Two agents with suits and trim haircuts lean against a cubicle wall in the cavernous red-brick building that houses the Bureau of Alcohol, Tobacco, Firearms and Explosives' National Tracing Center in Martinsburg, West Virginia. They're laughing about one of the gun lobby's favorite myths: the notion that the government has a database with the names of every gun owner in America, and that one day, maybe very soon, it will sweep across the country to confiscate everyone's weapons.
"We always crack up when they're like, 'You're coming to take our guns,'" says Corey Ray with an eye roll. "Look, we don't have the people." Ray, an ATF spokesman, reels off some facts: More than 10 million guns are made in the United States every year, and another 5 million are imported. That's on top of the estimated 350 million already in Americans' hands. Then consider that there are only 2,600 ATF special agents, and it's not hard to see why gun grabbing isn't just a political fantasy, but a mathematical impossibility. "Even if we were like, 'Yeah, we're coming to take your guns,'" Ray says, "30 years from now you might get a knock on your door."

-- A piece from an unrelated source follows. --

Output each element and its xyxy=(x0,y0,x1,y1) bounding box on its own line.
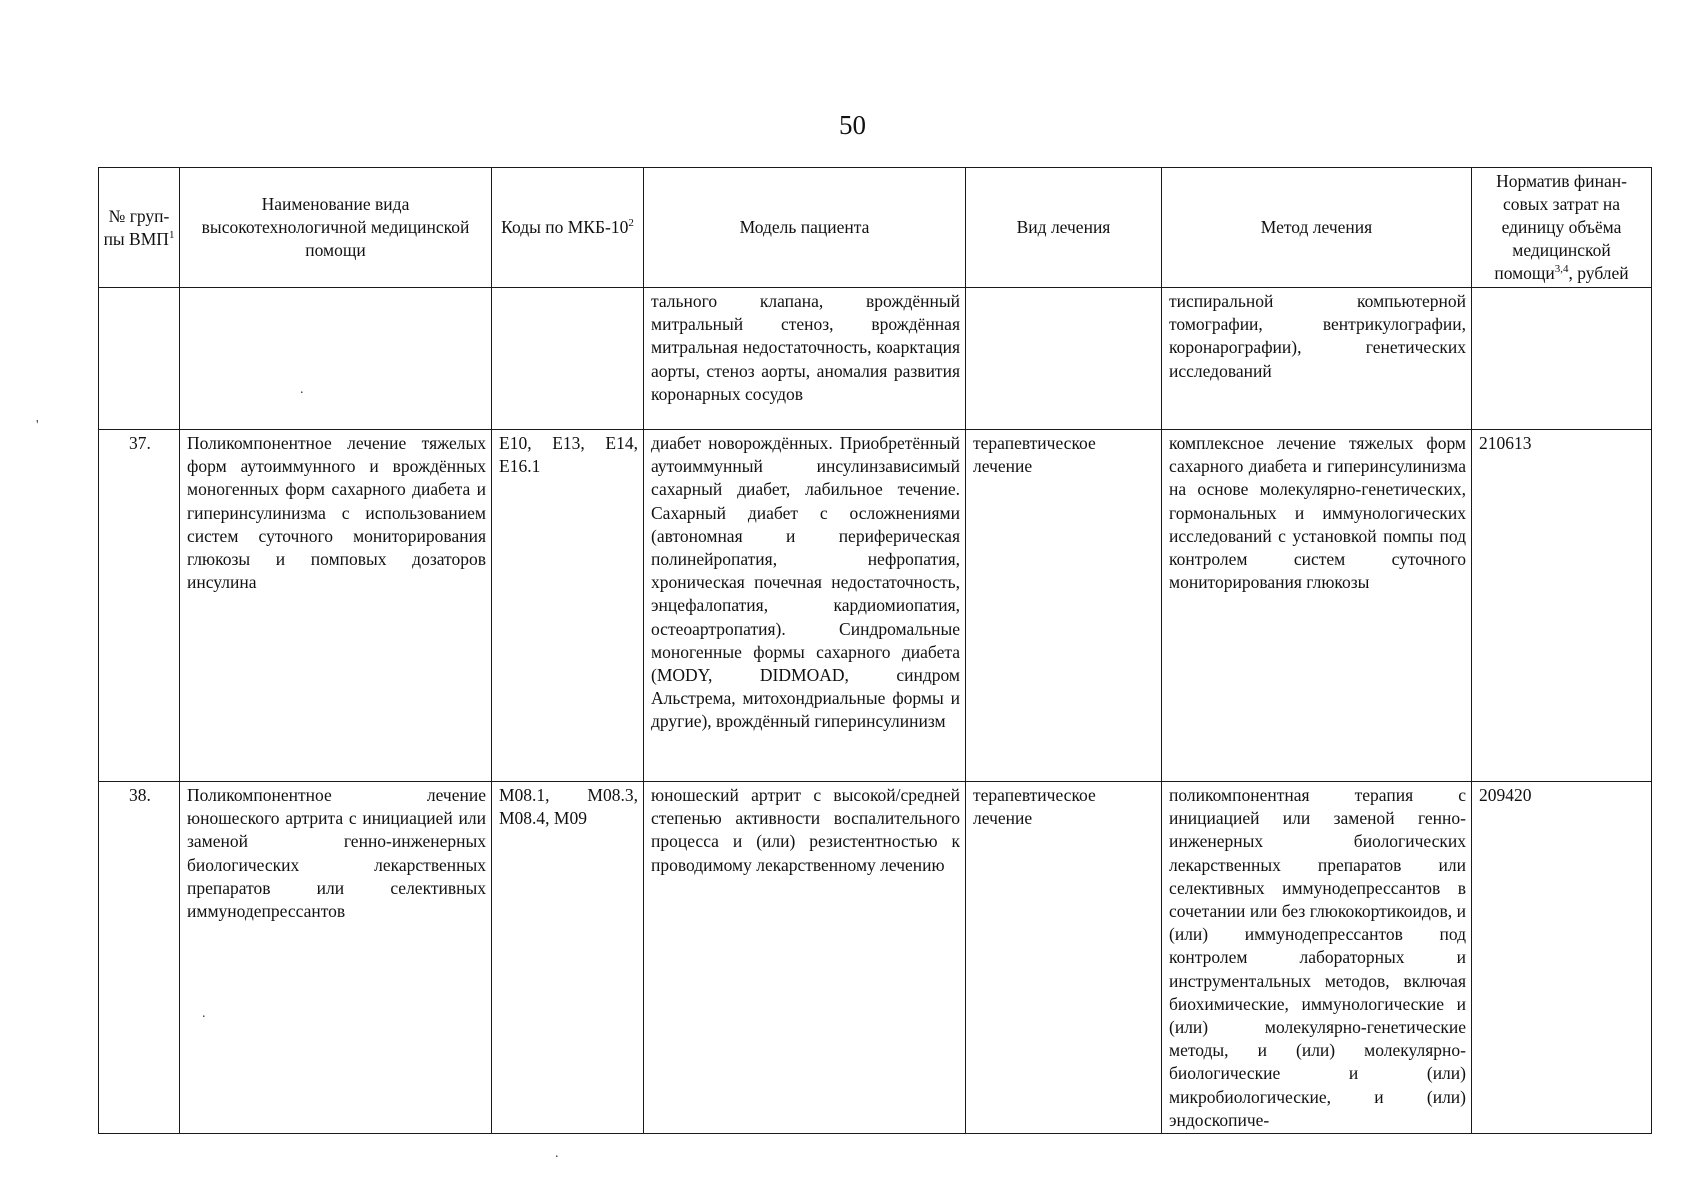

The ATF has a hard enough time doing the job it's actually set up to do. By design, it's an analog agency in a digital world. The bureau currently gets 2 million new records a month, documents that line the hallways and are stacked head-high in offices throughout the tracing center. The overflow extends to the parking lot, where on the day I visited there were 13 shipping containers crammed with paperwork. Much of it comes from gun dealers that have gone out of business and are required to send their sales records to the ATF. They come in on microfilm, on DVDs, in encrypted files. Some arrive burned, soaked, or on tracing paper. "It makes you wonder if this was done on purpose," says Ray, pointing to a pile of partly shredded documents.